Pyridostigmine is seen as moderately effective in mitigating myasthenia gravis A study of Dutch patients revealed MG symptoms, but they are often accompanied by side effects.
The researchers note that the results do not indicate the need for changes to current guidelines, which recommend the use of pyridostigmine as a first-line treatment for MG.
“Our findings can be used to guide joint decision-making, prior to initiating symptomatic treatment of MG,” the researchers wrote.
Pyridostigmine (sold as Mystinon, among other brand names) is an oral medication often recommended as a first-line treatment for MG. It works by increasing the amount of acetylcholine, a signaling molecule that plays a key role in muscle contraction, and is available to bind to acetylcholine receptors – the most common targets of autoimmune attacks that It disrupts the communication between nerve and muscle in MG.
The treatment has been approved by the US Food and Drug Administration (FDA) since 1955 – before the advent of the modern concept of randomized controlled clinical trials. This is why the evidence supporting its use is largely based on retrospective data and clinical experience.
The researchers say the lack of objective data from well-controlled trials hinders understanding of the treatment’s efficacy and profile of side effects. Furthermore, the true effects of this ‘gold standard’ treatment must be determined in order to compare the efficacy of new and emerging treatments.
The authors sought to provide insight into this issue by comprehensively evaluating the use of pyridostigmine in a representative group of MG patients participating in the Dutch-Belgium Myasthenic Patient Registry. Participants were asked to fill out an online questionnaire regarding their use of pyridostigmine, their perceived effectiveness of treatment, and any side effects they experienced.
Of the 391 patients who completed the entire survey, 61% were currently using pyridostigmine, 37% had previously used the drug but had since stopped using it, and 2% had never used it.
“We show that nearly all MG patients have used pyridostigmine at some point in their disease,” the researchers wrote.
Most of them used a higher dose
Of the current users, 165 people (65%) reported having used a higher dose in the past. The most common reasons for reducing the dose were that a higher dose was no longer needed (43%), followed by side effects (25%), and the higher dose was not effective (17%).
Common reasons for stopping treatment were that it was ineffective (38%), or that it was unnecessary because another treatment was started (34%). About a quarter (26%) of patients discontinued its use due to side effects. Medications have been used to help control the side effects of pyridostigmine in 20% of all patients.
Patients rated the effectiveness of pyridostigmine on a scale ranging from 0 (no therapeutic effect) to 100 (complete resolution of all symptoms). The average overall effectiveness was 60 out of 100, with patients currently using pyridostigmine finding the treatment to be more effective than those who stopped using it.
By individual symptoms, fatigue was the least responsive to treatment in both groups.
In the current use group, 55% of participants reported that the effects of treatment did not change over time, compared to 21% of those who stopped treatment. For patients who discontinued pyridostigmine, 23% said the initial effect was good but diminished over time, while 12% said increased doses were required over time to achieve the same effect.

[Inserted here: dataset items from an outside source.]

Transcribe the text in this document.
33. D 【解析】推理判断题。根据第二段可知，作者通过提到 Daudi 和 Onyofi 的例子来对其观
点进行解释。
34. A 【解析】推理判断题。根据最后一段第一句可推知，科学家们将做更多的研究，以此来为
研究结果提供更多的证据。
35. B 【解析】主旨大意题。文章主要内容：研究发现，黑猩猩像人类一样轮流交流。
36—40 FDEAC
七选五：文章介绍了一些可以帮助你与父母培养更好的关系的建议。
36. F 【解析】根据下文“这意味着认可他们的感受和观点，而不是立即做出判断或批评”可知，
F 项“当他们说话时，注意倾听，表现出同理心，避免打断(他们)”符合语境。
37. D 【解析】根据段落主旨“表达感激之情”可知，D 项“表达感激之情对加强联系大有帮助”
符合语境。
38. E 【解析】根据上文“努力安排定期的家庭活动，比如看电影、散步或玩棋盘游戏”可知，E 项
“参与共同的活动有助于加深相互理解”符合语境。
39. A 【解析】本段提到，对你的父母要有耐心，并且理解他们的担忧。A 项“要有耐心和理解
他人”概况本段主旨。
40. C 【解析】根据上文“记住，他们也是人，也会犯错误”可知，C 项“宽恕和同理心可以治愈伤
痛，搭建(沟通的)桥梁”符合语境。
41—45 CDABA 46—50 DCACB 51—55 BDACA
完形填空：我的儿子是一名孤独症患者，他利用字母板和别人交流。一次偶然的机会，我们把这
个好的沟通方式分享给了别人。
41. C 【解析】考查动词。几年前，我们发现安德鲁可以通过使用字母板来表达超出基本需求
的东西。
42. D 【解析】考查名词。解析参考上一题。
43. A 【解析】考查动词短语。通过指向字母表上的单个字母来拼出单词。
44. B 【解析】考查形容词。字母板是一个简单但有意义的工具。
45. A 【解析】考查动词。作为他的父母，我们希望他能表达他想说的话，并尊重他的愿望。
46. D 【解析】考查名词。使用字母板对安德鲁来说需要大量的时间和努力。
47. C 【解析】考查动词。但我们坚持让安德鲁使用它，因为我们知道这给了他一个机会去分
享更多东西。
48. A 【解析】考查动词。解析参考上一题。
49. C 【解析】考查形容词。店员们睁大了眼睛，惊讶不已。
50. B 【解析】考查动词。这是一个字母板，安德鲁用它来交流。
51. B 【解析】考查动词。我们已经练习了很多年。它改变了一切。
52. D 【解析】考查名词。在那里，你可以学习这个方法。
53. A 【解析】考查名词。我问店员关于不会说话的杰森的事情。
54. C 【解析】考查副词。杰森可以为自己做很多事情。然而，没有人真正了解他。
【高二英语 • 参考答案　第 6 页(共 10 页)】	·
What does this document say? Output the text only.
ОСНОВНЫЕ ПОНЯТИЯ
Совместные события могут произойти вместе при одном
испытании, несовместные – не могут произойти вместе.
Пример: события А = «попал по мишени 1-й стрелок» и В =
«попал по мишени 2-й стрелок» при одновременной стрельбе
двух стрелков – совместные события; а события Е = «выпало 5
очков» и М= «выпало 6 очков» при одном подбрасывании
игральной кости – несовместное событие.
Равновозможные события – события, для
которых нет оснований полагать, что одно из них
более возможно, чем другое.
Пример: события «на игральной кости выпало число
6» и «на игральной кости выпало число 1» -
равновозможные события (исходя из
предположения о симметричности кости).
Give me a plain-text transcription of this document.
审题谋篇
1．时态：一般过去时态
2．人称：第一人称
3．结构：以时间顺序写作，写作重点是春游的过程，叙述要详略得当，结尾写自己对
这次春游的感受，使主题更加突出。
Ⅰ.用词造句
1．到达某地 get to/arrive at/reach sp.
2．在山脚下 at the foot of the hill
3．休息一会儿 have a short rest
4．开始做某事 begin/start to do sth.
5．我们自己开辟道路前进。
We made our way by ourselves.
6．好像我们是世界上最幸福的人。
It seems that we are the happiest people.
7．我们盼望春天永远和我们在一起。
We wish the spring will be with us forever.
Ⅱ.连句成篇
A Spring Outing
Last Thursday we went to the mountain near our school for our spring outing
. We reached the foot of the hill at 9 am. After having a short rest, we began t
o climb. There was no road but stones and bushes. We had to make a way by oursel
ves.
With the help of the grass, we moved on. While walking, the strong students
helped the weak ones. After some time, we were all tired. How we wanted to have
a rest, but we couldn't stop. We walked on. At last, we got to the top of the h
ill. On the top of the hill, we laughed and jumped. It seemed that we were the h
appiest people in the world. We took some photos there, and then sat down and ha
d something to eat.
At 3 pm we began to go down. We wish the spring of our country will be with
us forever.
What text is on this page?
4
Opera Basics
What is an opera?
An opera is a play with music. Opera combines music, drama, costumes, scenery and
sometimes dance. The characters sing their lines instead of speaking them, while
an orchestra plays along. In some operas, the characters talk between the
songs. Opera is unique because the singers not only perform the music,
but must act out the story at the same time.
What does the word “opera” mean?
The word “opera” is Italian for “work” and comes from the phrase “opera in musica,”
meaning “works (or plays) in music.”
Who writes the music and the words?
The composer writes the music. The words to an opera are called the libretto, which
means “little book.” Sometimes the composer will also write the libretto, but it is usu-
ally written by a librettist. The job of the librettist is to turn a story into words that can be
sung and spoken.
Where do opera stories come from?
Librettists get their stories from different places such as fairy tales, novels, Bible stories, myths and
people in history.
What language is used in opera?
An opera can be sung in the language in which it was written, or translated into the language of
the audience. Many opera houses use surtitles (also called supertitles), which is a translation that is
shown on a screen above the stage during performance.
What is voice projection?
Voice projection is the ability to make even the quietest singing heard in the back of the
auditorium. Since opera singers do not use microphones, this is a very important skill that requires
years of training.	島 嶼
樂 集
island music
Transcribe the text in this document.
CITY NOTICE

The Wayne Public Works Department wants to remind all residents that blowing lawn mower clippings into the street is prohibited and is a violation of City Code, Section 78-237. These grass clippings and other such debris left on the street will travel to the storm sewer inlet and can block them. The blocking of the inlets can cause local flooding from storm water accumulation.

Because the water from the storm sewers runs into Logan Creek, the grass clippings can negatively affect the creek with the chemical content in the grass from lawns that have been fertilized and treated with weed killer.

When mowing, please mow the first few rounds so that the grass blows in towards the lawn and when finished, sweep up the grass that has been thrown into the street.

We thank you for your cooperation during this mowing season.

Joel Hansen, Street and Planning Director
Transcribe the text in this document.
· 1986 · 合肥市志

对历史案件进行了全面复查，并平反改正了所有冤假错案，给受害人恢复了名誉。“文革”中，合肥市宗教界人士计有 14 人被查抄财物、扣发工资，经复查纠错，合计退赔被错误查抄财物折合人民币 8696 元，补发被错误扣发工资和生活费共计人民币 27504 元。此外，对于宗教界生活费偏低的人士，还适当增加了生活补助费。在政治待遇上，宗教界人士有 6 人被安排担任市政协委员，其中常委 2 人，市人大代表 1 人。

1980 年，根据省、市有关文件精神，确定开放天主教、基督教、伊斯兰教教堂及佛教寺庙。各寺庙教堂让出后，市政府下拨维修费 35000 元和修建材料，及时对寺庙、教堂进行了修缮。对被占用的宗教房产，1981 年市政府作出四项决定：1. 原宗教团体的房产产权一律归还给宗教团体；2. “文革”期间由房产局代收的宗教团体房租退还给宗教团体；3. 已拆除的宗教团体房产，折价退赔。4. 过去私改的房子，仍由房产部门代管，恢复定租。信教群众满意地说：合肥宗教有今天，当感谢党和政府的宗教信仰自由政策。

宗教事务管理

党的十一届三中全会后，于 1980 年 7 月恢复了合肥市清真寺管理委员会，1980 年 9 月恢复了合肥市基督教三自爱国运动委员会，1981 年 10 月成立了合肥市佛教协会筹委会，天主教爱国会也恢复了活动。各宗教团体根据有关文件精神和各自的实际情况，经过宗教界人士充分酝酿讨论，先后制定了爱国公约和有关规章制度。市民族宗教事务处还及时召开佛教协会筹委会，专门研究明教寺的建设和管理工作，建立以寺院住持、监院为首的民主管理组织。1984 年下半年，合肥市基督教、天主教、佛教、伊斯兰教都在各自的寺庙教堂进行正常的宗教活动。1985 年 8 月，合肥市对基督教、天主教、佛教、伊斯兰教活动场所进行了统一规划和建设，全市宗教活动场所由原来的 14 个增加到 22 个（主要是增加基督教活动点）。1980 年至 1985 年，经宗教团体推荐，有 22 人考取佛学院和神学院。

Most patients using pyridostigmine (91%) said they had experienced side effects in the past week, compared to 54% who stopped taking it or never used it. Side effects, including gastrointestinal problems, urinary urgency, muscle cramps, blurred vision, sweating, drooling, light-headedness, and flu-like symptoms were more common among current pyridostigmine users than other survey participants.
Unpleasant side effects
Among current users, the number of side effects was related to the dose of the drug. Diarrhea was the most common reason for stopping or decreasing the dose of pyridostigmine.
Taking into account the perceived benefits and side effects, patients reported an average net benefit of pyridostigmine from 65 on a scale from 0 (“I felt much worse”) to 100 (“I felt much better”), with current users reporting an average of 73. , and discontinued users with an average of 49.
Final statistical analyzes indicated that patients with a tyrosine kinase (MuSK) antibody were more likely to discontinue pyridostigmine, consistent with previous findings that pyridostigmine was less effective and had more side effects in patients with this type of musk. MG-causing antibodies.
Male users were more likely to discontinue treatment than females, the researchers wrote, “which may be explained by the fact that female patients often have severe or refractory MG and male patients appear to respond better to standard care than female patients.”
Female patients frequently reported side effects, including fatigue, sweating, abdominal cramps, hot flashes, and irregular heartbeat.
Overall, the study results indicate that the net benefit from pyridostigmine is moderate, and that side effects are frequent.
“Remarkably, only a small number of patients experienced a very good effect of pyridostigmine on their symptoms,” the researchers wrote. “However, pyridostigmine remains a readily available drug at low cost with very favorable long-term safety properties.”
The researchers developed a patient-friendly handout summarizing the results that they say can be distributed when a prescription for pyridostigmine is given.